There is also the aspect of Git knowhow: I think current state of RPA tools is to treat Git as a file snapshot tool. Those teams with a more Git-conform workflow will use a Git client in parallel. (I certainly refuse to work on a UiPath Studio VDE without the Git client of my choice.)

After my CI/CD talk in the German Community event I am now preparing “RPA (Process) Testing” for a talk in June, and after that I think I will tackle a “Git for RPA Developers”. Because UiPath Studio implements a certain “workflow” that, when put in context, is geared towards xaml files. The latest when coded workflows gain traction we need/may finally have a proper Git workflow.

This is due to a combination of unclear .gitignore recommendations, and that in RPA we don’t git stash (as one should in such situations).

Thanks for your remarks. Indeed I am also curious how other RPA professionals view the topic “Git”.

I can’t agree here, sometimes its not due to new things that should be ignored, it can also be the Project.json being updated to include more stuff, which obviously cannot be ignored.

The ignore stuff is nuanced, for example I know some people will ignore entirely the .Local folder, but then doing that some important project level settings can be lost, but you of course do may not want to commit the compiled libraries that are made when using GlobalVariables, IntegrationService or coded workflows.

As a result I think its tough to agree on universal gitignore rules, especially with the new features you can trip over by implementing them.

Ah, good point about additions to e.g. project.json!
I started to check out my projects in another Studio, to observe and learn.

And I just pushed to a template repo this week, and quite some thoughts went into the .gitignore – for that specific team. Looking forward to use that template repo in the near future.

Avoiding merge conflicts in general is good, but since there is no good way to resolve them when they do occur, this makes this really helpful.

I find merge conflicts additionally confusing because

  • if UiPath Studio’s feature “GIT Init” was used on the same computer to initialize the repo, then UiPath Studio creates the file .git/info/attributes and jets *json and *xaml as binary files – with huge impact on merge behaviour
  • but in a “serious” setting with GitHub templates noone would init the repo that way (it wold come from a GitHub template which shall not contain the .git folder).

It is against common Git use to modify files there, and certainly one should not check in the .git folder (although it seems current Community / beta version of UiPath Studio tries to suggest that).
Which means there is inevitably a different behaviour of a e.g. quickly locally created BlankProcess and one under “proper” revision control: The second computer where such a repo is cloned to will not have that attribute set.

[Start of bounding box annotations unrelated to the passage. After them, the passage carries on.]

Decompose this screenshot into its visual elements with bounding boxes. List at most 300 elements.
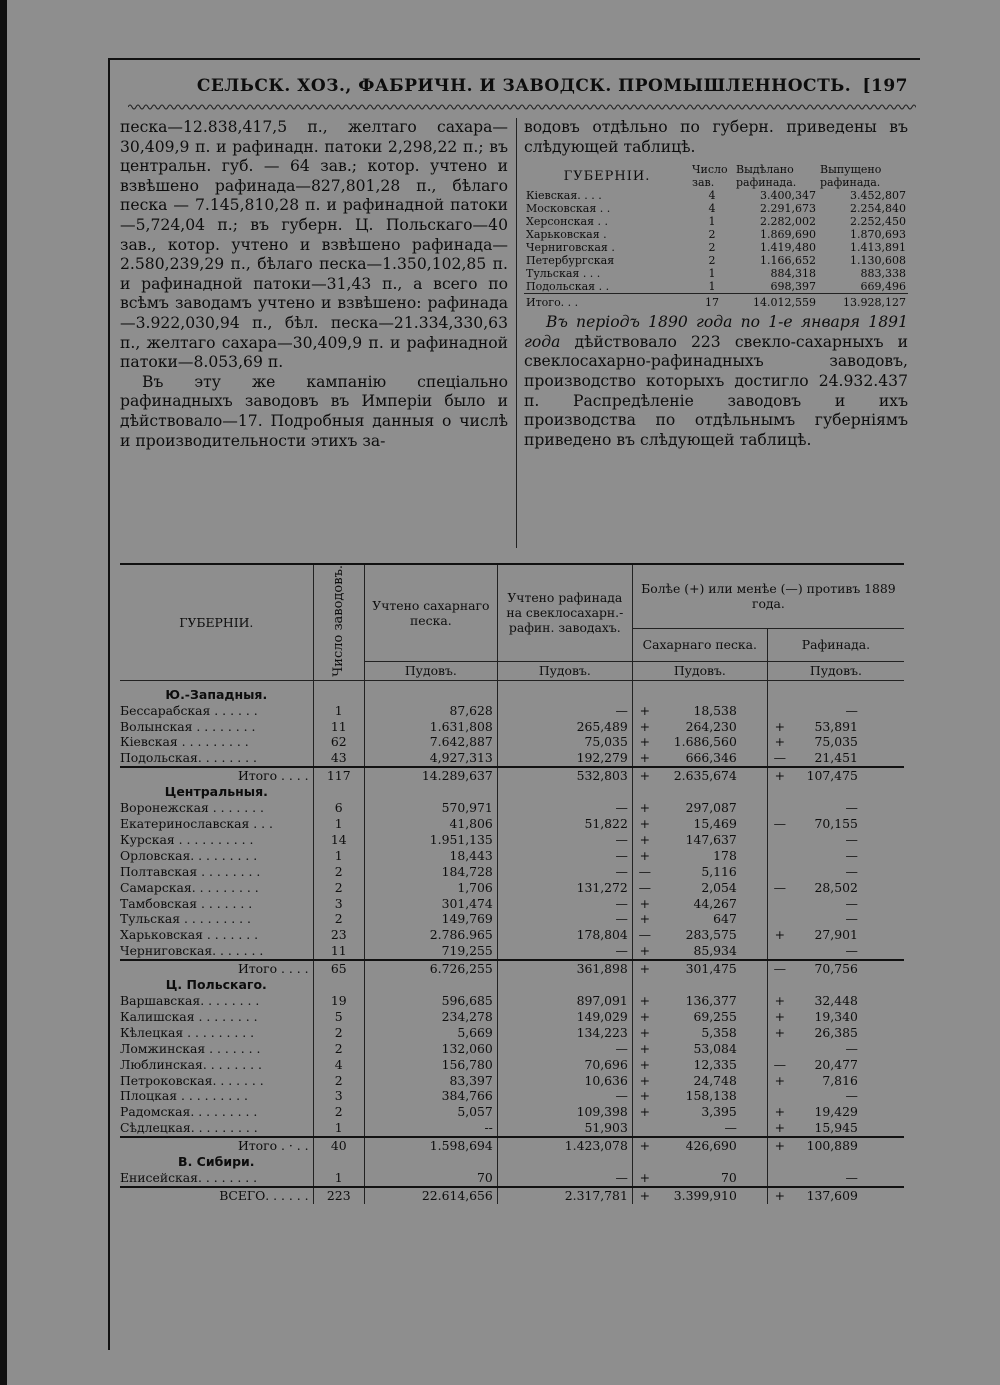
empty-cell xyxy=(497,1154,632,1170)
refined-value: 178,804 xyxy=(497,927,632,943)
sand-value: -- xyxy=(364,1120,497,1137)
diff-raf-value: — xyxy=(845,895,858,911)
sand-value: 70 xyxy=(364,1170,497,1187)
diff-sand-value: — xyxy=(724,1120,737,1136)
refinery-row xyxy=(524,202,908,215)
table-header-gub: ГУБЕРНІИ. xyxy=(179,614,254,630)
gub-name: Калишская . . . . . . . . xyxy=(120,1008,258,1024)
refinery-made: 2.291,673 xyxy=(760,202,816,216)
diff-sand-value: 2,054 xyxy=(701,879,737,895)
factory-count: 2 xyxy=(313,911,364,927)
diff-sand-value: 647 xyxy=(713,911,737,927)
sand-value: 2.786.965 xyxy=(364,927,497,943)
sand-value: 1,706 xyxy=(364,880,497,896)
sand-value: 5,669 xyxy=(364,1025,497,1041)
diff-sand-sign: + xyxy=(639,1040,651,1056)
diff-sand-cell xyxy=(632,1057,767,1073)
factory-count: 2 xyxy=(313,1073,364,1089)
diff-raf-value: 7,816 xyxy=(822,1072,858,1088)
table-row xyxy=(120,896,904,912)
diff-raf-sign: + xyxy=(774,1104,786,1120)
diff-raf-value: — xyxy=(845,847,858,863)
table-row xyxy=(120,1088,904,1104)
diff-raf-value: 27,901 xyxy=(814,927,858,943)
empty-cell xyxy=(767,687,904,703)
diff-raf-cell xyxy=(767,1073,904,1089)
diff-raf-sign: — xyxy=(773,961,787,977)
diff-raf-sign: + xyxy=(774,734,786,750)
empty-cell xyxy=(313,687,364,703)
sand-value: 719,255 xyxy=(364,943,497,960)
column-divider xyxy=(516,118,517,548)
factory-count: 1 xyxy=(313,816,364,832)
factory-count: 117 xyxy=(313,767,364,784)
diff-sand-sign: + xyxy=(639,768,651,784)
gub-name: Курская . . . . . . . . . . xyxy=(120,831,254,847)
empty-cell xyxy=(313,1154,364,1170)
diff-sand-cell xyxy=(632,943,767,960)
factory-count: 19 xyxy=(313,993,364,1009)
table-header-count: Число заводовъ. xyxy=(313,564,364,680)
gub-name: Подольская. . . . . . . . xyxy=(120,750,257,766)
diff-raf-cell xyxy=(767,1009,904,1025)
diff-raf-cell xyxy=(767,767,904,784)
sand-value: 184,728 xyxy=(364,864,497,880)
sand-value: 234,278 xyxy=(364,1009,497,1025)
sand-value: 22.614,656 xyxy=(364,1187,497,1204)
gub-name: Итого . · . . xyxy=(120,1137,313,1154)
left-rule xyxy=(108,58,110,1350)
refined-value: 70,696 xyxy=(497,1057,632,1073)
refinery-made: 698,397 xyxy=(770,280,816,294)
gub-name: Итого . . . . xyxy=(120,767,313,784)
refinery-gub: Петербургская xyxy=(526,254,615,268)
refined-value: — xyxy=(497,1088,632,1104)
diff-sand-value: 3,395 xyxy=(701,1104,737,1120)
sand-value: 132,060 xyxy=(364,1041,497,1057)
refined-value: 10,636 xyxy=(497,1073,632,1089)
diff-raf-cell xyxy=(767,848,904,864)
diff-sand-cell xyxy=(632,1170,767,1187)
top-rule xyxy=(108,58,920,60)
diff-sand-cell xyxy=(632,927,767,943)
empty-cell xyxy=(632,784,767,800)
gub-name: Радомская. . . . . . . . . xyxy=(120,1104,258,1120)
sand-value: 4,927,313 xyxy=(364,750,497,767)
diff-raf-cell xyxy=(767,1137,904,1154)
gub-name: ВСЕГО. . . . . . xyxy=(120,1187,313,1204)
empty-cell xyxy=(364,687,497,703)
empty-cell xyxy=(497,784,632,800)
diff-raf-cell xyxy=(767,1104,904,1120)
diff-sand-value: 297,087 xyxy=(685,800,737,816)
diff-sand-sign: — xyxy=(638,863,652,879)
table-row xyxy=(120,927,904,943)
empty-cell xyxy=(767,1154,904,1170)
table-row xyxy=(120,1073,904,1089)
sand-value: 87,628 xyxy=(364,703,497,719)
diff-raf-value: 19,340 xyxy=(814,1008,858,1024)
section-heading: Ц. Польскаго. xyxy=(165,977,267,993)
refinery-made: 1.419,480 xyxy=(760,241,816,255)
diff-raf-cell xyxy=(767,1088,904,1104)
table-row xyxy=(120,943,904,960)
refinery-out: 669,496 xyxy=(860,280,906,294)
unit-sand: Пудовъ. xyxy=(364,661,497,680)
diff-sand-value: 18,538 xyxy=(693,702,737,718)
factory-count: 40 xyxy=(313,1137,364,1154)
diff-raf-cell xyxy=(767,993,904,1009)
refinery-out: 1.870,693 xyxy=(850,228,906,242)
table-row xyxy=(120,1170,904,1187)
sand-value: 1.598,694 xyxy=(364,1137,497,1154)
refinery-total-made: 14.012,559 xyxy=(734,294,818,310)
diff-sand-value: 70 xyxy=(721,1169,737,1185)
refined-value: — xyxy=(497,1170,632,1187)
sand-value: 596,685 xyxy=(364,993,497,1009)
table-row xyxy=(120,880,904,896)
refined-value: 265,489 xyxy=(497,719,632,735)
diff-raf-sign: — xyxy=(773,750,787,766)
sand-value: 384,766 xyxy=(364,1088,497,1104)
diff-raf-value: 28,502 xyxy=(814,879,858,895)
refinery-header-out: Выпущено рафинада. xyxy=(820,163,882,190)
diff-sand-value: 147,637 xyxy=(685,831,737,847)
refinery-header-made: Выдѣлано рафинада. xyxy=(736,163,797,190)
table-header-diff-raf: Рафинада. xyxy=(767,628,904,661)
refined-value: 109,398 xyxy=(497,1104,632,1120)
diff-sand-value: 136,377 xyxy=(685,992,737,1008)
diff-sand-value: 158,138 xyxy=(685,1088,737,1104)
refinery-total-label: Итого. . . xyxy=(524,294,690,310)
diff-raf-sign: + xyxy=(774,1024,786,1040)
refined-value: — xyxy=(497,864,632,880)
refinery-out: 1.130,608 xyxy=(850,254,906,268)
sand-value: 301,474 xyxy=(364,896,497,912)
refined-value: 149,029 xyxy=(497,1009,632,1025)
diff-sand-sign: + xyxy=(639,734,651,750)
gub-name: Орловская. . . . . . . . . xyxy=(120,847,258,863)
diff-sand-sign: — xyxy=(638,879,652,895)
refinery-gub: Харьковская . xyxy=(526,228,607,242)
gub-name: Кѣлецкая . . . . . . . . . xyxy=(120,1024,255,1040)
diff-sand-value: 178 xyxy=(713,847,737,863)
diff-sand-cell xyxy=(632,1041,767,1057)
diff-sand-sign: + xyxy=(639,1072,651,1088)
diff-raf-value: 26,385 xyxy=(814,1024,858,1040)
diff-raf-sign: — xyxy=(773,1056,787,1072)
diff-raf-sign: + xyxy=(774,768,786,784)
diff-sand-cell xyxy=(632,1104,767,1120)
total-row xyxy=(120,767,904,784)
refined-value: 134,223 xyxy=(497,1025,632,1041)
left-paragraph-1: песка—12.838,417,5 п., желтаго сахара—30,409,9 п. и рафинадн. патоки 2,298,22 п.; въ центральн. губ. — 64 зав.; котор. учтено и взвѣшено рафинада—827,801,28 п., бѣлаго песка — 7.145,810,28 п. и рафинадной патоки—5,724,04 п.; въ губерн. Ц. Польскаго—40 зав., котор. учтено и взвѣшено рафинада—2.580,239,29 п., бѣлаго песка—1.350,102,85 п. и рафинадной патоки—31,43 п., а всего по всѣмъ заводамъ учтено и взвѣшено: рафинада—3.922,030,94 п., бѣл. песка—21.334,330,63 п., желтаго сахара—30,409,9 п. и рафинадной патоки—8.053,69 п. xyxy=(120,118,508,372)
refined-value: 2.317,781 xyxy=(497,1187,632,1204)
gub-name: Сѣдлецкая. . . . . . . . . xyxy=(120,1120,258,1136)
refinery-count: 2 xyxy=(708,254,716,268)
diff-sand-cell xyxy=(632,719,767,735)
diff-sand-cell xyxy=(632,800,767,816)
diff-sand-value: 15,469 xyxy=(693,816,737,832)
diff-sand-cell xyxy=(632,703,767,719)
sugar-table xyxy=(120,563,904,1204)
scan-edge xyxy=(0,0,7,1385)
diff-raf-value: 107,475 xyxy=(806,768,858,784)
sand-value: 1.951,135 xyxy=(364,832,497,848)
diff-sand-sign: + xyxy=(639,718,651,734)
factory-count: 4 xyxy=(313,1057,364,1073)
diff-raf-value: 53,891 xyxy=(814,718,858,734)
right-paragraph-1: водовъ отдѣльно по губерн. приведены въ слѣдующей таблицѣ. xyxy=(524,118,908,156)
diff-raf-value: 32,448 xyxy=(814,992,858,1008)
grand-total-row xyxy=(120,1187,904,1204)
refined-value: 51,822 xyxy=(497,816,632,832)
refinery-made: 3.400,347 xyxy=(760,189,816,203)
table-row xyxy=(120,832,904,848)
table-row xyxy=(120,1120,904,1137)
refined-value: 532,803 xyxy=(497,767,632,784)
section-heading-row xyxy=(120,784,904,800)
gub-name: Люблинская. . . . . . . . xyxy=(120,1056,262,1072)
refinery-out: 2.252,450 xyxy=(850,215,906,229)
factory-count: 65 xyxy=(313,960,364,977)
gub-name: Харьковская . . . . . . . xyxy=(120,927,259,943)
diff-raf-cell xyxy=(767,816,904,832)
diff-sand-cell xyxy=(632,993,767,1009)
empty-cell xyxy=(497,977,632,993)
empty-cell xyxy=(767,977,904,993)
table-row xyxy=(120,750,904,767)
diff-sand-value: 85,934 xyxy=(693,943,737,959)
diff-sand-sign: — xyxy=(638,927,652,943)
diff-raf-cell xyxy=(767,800,904,816)
refined-value: — xyxy=(497,911,632,927)
gub-name: Самарская. . . . . . . . . xyxy=(120,879,259,895)
refinery-header-count: Число зав. xyxy=(692,163,728,190)
diff-sand-value: 1.686,560 xyxy=(673,734,737,750)
empty-cell xyxy=(364,784,497,800)
diff-sand-value: 426,690 xyxy=(685,1138,737,1154)
diff-raf-value: — xyxy=(845,831,858,847)
factory-count: 1 xyxy=(313,1170,364,1187)
diff-sand-cell xyxy=(632,1088,767,1104)
diff-sand-sign: + xyxy=(639,1169,651,1185)
table-row xyxy=(120,816,904,832)
left-paragraph-2: Въ эту же кампанію спеціально рафинадныхъ заводовъ въ Имперіи было и дѣйствовало—17. Подробныя данныя о числѣ и производительности этихъ за- xyxy=(120,372,508,450)
diff-sand-cell xyxy=(632,896,767,912)
diff-sand-cell xyxy=(632,864,767,880)
gub-name: Полтавская . . . . . . . . xyxy=(120,863,261,879)
gub-name: Енисейская. . . . . . . . xyxy=(120,1169,258,1185)
refinery-out: 3.452,807 xyxy=(850,189,906,203)
gub-name: Варшавская. . . . . . . . xyxy=(120,992,260,1008)
diff-raf-cell xyxy=(767,896,904,912)
gub-name: Тамбовская . . . . . . . xyxy=(120,895,253,911)
section-heading-row xyxy=(120,1154,904,1170)
refinery-total-row xyxy=(524,294,908,310)
section-heading-row xyxy=(120,687,904,703)
diff-sand-cell xyxy=(632,960,767,977)
diff-sand-cell xyxy=(632,734,767,750)
wavy-rule xyxy=(128,102,916,112)
refinery-count: 2 xyxy=(708,241,716,255)
diff-raf-value: 15,945 xyxy=(814,1120,858,1136)
empty-cell xyxy=(364,977,497,993)
diff-sand-value: 24,748 xyxy=(693,1072,737,1088)
diff-sand-sign: + xyxy=(639,895,651,911)
refinery-out: 883,338 xyxy=(860,267,906,281)
gub-name: Волынская . . . . . . . . xyxy=(120,718,256,734)
sand-value: 570,971 xyxy=(364,800,497,816)
factory-count: 2 xyxy=(313,1104,364,1120)
diff-raf-value: 19,429 xyxy=(814,1104,858,1120)
refinery-count: 1 xyxy=(708,280,716,294)
diff-sand-sign: + xyxy=(639,1187,651,1203)
diff-raf-cell xyxy=(767,1187,904,1204)
factory-count: 2 xyxy=(313,880,364,896)
diff-sand-sign: + xyxy=(639,702,651,718)
gub-name: Ломжинская . . . . . . . xyxy=(120,1040,261,1056)
diff-raf-sign: — xyxy=(773,879,787,895)
diff-raf-value: 20,477 xyxy=(814,1056,858,1072)
refinery-row xyxy=(524,215,908,228)
gub-name: Черниговская. . . . . . . xyxy=(120,943,264,959)
diff-raf-cell xyxy=(767,864,904,880)
refined-value: 75,035 xyxy=(497,734,632,750)
table-row xyxy=(120,703,904,719)
gub-name: Тульская . . . . . . . . . xyxy=(120,911,251,927)
diff-sand-value: 5,116 xyxy=(701,863,737,879)
diff-sand-cell xyxy=(632,1137,767,1154)
unit-diff-sand: Пудовъ. xyxy=(632,661,767,680)
left-column xyxy=(120,118,508,451)
empty-cell xyxy=(767,784,904,800)
refinery-total-count: 17 xyxy=(690,294,734,310)
diff-raf-value: — xyxy=(845,943,858,959)
refinery-out: 2.254,840 xyxy=(850,202,906,216)
empty-cell xyxy=(632,687,767,703)
factory-count: 2 xyxy=(313,1025,364,1041)
diff-raf-cell xyxy=(767,880,904,896)
refinery-gub: Херсонская . . xyxy=(526,215,609,229)
factory-count: 2 xyxy=(313,1041,364,1057)
diff-sand-value: 5,358 xyxy=(701,1024,737,1040)
diff-raf-sign: + xyxy=(774,1187,786,1203)
page-number: [197 xyxy=(862,76,908,96)
refined-value: 131,272 xyxy=(497,880,632,896)
refinery-made: 1.869,690 xyxy=(760,228,816,242)
diff-raf-sign: + xyxy=(774,1008,786,1024)
diff-sand-cell xyxy=(632,1009,767,1025)
refinery-count: 1 xyxy=(708,267,716,281)
diff-raf-sign: + xyxy=(774,718,786,734)
table-row xyxy=(120,864,904,880)
table-row xyxy=(120,719,904,735)
sand-value: 1.631,808 xyxy=(364,719,497,735)
diff-raf-sign: + xyxy=(774,992,786,1008)
diff-raf-value: 137,609 xyxy=(806,1187,858,1203)
diff-sand-cell xyxy=(632,832,767,848)
table-row xyxy=(120,1025,904,1041)
diff-raf-value: — xyxy=(845,1169,858,1185)
diff-raf-cell xyxy=(767,1041,904,1057)
sand-value: 149,769 xyxy=(364,911,497,927)
diff-sand-cell xyxy=(632,1025,767,1041)
factory-count: 223 xyxy=(313,1187,364,1204)
factory-count: 2 xyxy=(313,864,364,880)
diff-sand-value: 53,084 xyxy=(693,1040,737,1056)
diff-sand-sign: + xyxy=(639,1088,651,1104)
diff-sand-sign: + xyxy=(639,992,651,1008)
empty-cell xyxy=(632,1154,767,1170)
diff-sand-cell xyxy=(632,750,767,767)
table-header-diff-sand: Сахарнаго песка. xyxy=(632,628,767,661)
diff-raf-sign: + xyxy=(774,1072,786,1088)
empty-cell xyxy=(313,977,364,993)
sand-value: 18,443 xyxy=(364,848,497,864)
gub-name: Екатеринославская . . . xyxy=(120,816,273,832)
diff-sand-sign: + xyxy=(639,961,651,977)
factory-count: 11 xyxy=(313,719,364,735)
refinery-row xyxy=(524,267,908,280)
table-header-diff: Болѣе (+) или менѣе (—) противъ 1889 года. xyxy=(632,564,904,628)
diff-sand-cell xyxy=(632,1120,767,1137)
factory-count: 11 xyxy=(313,943,364,960)
table-header-sand: Учтено сахарнаго песка. xyxy=(364,564,497,661)
sand-value: 5,057 xyxy=(364,1104,497,1120)
table-row xyxy=(120,1009,904,1025)
diff-raf-value: — xyxy=(845,800,858,816)
diff-raf-cell xyxy=(767,1170,904,1187)
unit-raf: Пудовъ. xyxy=(497,661,632,680)
diff-sand-value: 666,346 xyxy=(685,750,737,766)
diff-sand-cell xyxy=(632,767,767,784)
refinery-out: 1.413,891 xyxy=(850,241,906,255)
diff-raf-sign: + xyxy=(774,1120,786,1136)
refinery-row xyxy=(524,189,908,202)
refinery-count: 2 xyxy=(708,228,716,242)
gub-name: Кіевская . . . . . . . . . xyxy=(120,734,249,750)
section-heading: В. Сибири. xyxy=(178,1154,255,1170)
refinery-row xyxy=(524,228,908,241)
empty-cell xyxy=(632,977,767,993)
sand-value: 156,780 xyxy=(364,1057,497,1073)
factory-count: 1 xyxy=(313,848,364,864)
total-row xyxy=(120,960,904,977)
sand-value: 41,806 xyxy=(364,816,497,832)
diff-raf-sign: + xyxy=(774,1138,786,1154)
refinery-gub: Тульская . . . xyxy=(526,267,601,281)
refined-value: — xyxy=(497,896,632,912)
diff-sand-cell xyxy=(632,1187,767,1204)
diff-raf-value: 70,756 xyxy=(814,961,858,977)
refined-value: — xyxy=(497,943,632,960)
refined-value: 51,903 xyxy=(497,1120,632,1137)
factory-count: 3 xyxy=(313,1088,364,1104)
refinery-made: 1.166,652 xyxy=(760,254,816,268)
diff-sand-cell xyxy=(632,911,767,927)
refinery-table xyxy=(524,163,908,309)
table-row xyxy=(120,993,904,1009)
diff-raf-value: 75,035 xyxy=(814,734,858,750)
diff-sand-sign: + xyxy=(639,1138,651,1154)
empty-cell xyxy=(364,1154,497,1170)
diff-sand-sign: + xyxy=(639,1056,651,1072)
diff-raf-cell xyxy=(767,960,904,977)
factory-count: 6 xyxy=(313,800,364,816)
refinery-made: 884,318 xyxy=(770,267,816,281)
diff-raf-cell xyxy=(767,750,904,767)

This becomes more prominent when a “real Git client” is used, like Sourcetree, Tortoise or the official Git CLI tools: Because they implement standard merge behaviour.

The git docs describe pretty well what “binary” means: Git - Git Attributes (git-scm.com) In a nutshell: “binary” is merged as full file, “text” can do more, like line-by-line diffs. Too complex for a forum post to properly cover.

I tend to think that treating UiPath project xaml files as binary is the right choice, but really must do some experiments to properly publish what is going on (maybe for Community Event?? Anybody wants to invite me as a guest speaker?)

If it really turns out that treating *.xaml as binary is best choice and well understood, then it belongs into a .gitattributes file (because that will be part of standard commit workflows).

Depends on your source control. Github has great features, Amazon Code Commit is awful, I dont think you can make such a blanket statement.

Great suggestion. Also, thanks for the open conversation.